Thomas H. Cook, dont j’avais fait la connaissance par Au lieu-dit Noir-Étang, démontre une fois de plus son son immense talent d’écrivain, sa capacité à décrire dans toute leur subtilité les comportements humains dans une langue très riche et superbement traduite.

Je trouvai curieux que Lola Faye mentionne ainsi ma mère, même si j’avais déjà remarqué la nature éminemment zigzagante de son esprit, la façon dont ses pensées filaient dans tous les sens comme des lapins dans un champ. De même, son ton et son comportement variaient d’un instant à l’autre; nerveuse au départ, elle était maintenant presque bavarde, comme si son humeur était sujette à des hauts et des bas, à de brusques sauts et virevoltes, tel un ballon emporté par des courants tumultueux mais imprévisibles?

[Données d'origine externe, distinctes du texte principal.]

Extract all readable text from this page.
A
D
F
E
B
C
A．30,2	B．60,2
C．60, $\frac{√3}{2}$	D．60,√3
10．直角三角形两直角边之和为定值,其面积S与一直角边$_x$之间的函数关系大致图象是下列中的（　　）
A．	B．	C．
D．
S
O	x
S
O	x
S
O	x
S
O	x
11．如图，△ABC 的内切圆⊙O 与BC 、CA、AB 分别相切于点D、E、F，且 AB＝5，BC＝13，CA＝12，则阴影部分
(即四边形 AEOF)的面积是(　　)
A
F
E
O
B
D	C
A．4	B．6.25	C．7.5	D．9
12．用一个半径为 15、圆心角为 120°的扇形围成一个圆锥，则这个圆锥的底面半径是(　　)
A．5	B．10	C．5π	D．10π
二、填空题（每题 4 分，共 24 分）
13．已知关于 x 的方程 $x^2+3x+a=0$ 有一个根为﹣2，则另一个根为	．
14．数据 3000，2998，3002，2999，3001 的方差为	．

Il a aussi le don de créer une atmosphère des plus inquiétantes par mille petits indices. Dès le départ, le lecteur n’est pas tranquille avec cette femme, son acharnement à revenir dans le détail sur les événements du passé, ses questions insistantes et lancinantes, comme celles d’un limier sur les traces d’un coupable. Enfin, c’est avec une habileté consommée que l’auteur nous livre son récit, dessinant ici et là un petit coin du tableau pour finalement nous révéler, à la toute fin, l’élément inattendu qui éclaire l’ensemble et donne au portrait sa cohérence. Impressionnant! Plaisir de lecture assuré.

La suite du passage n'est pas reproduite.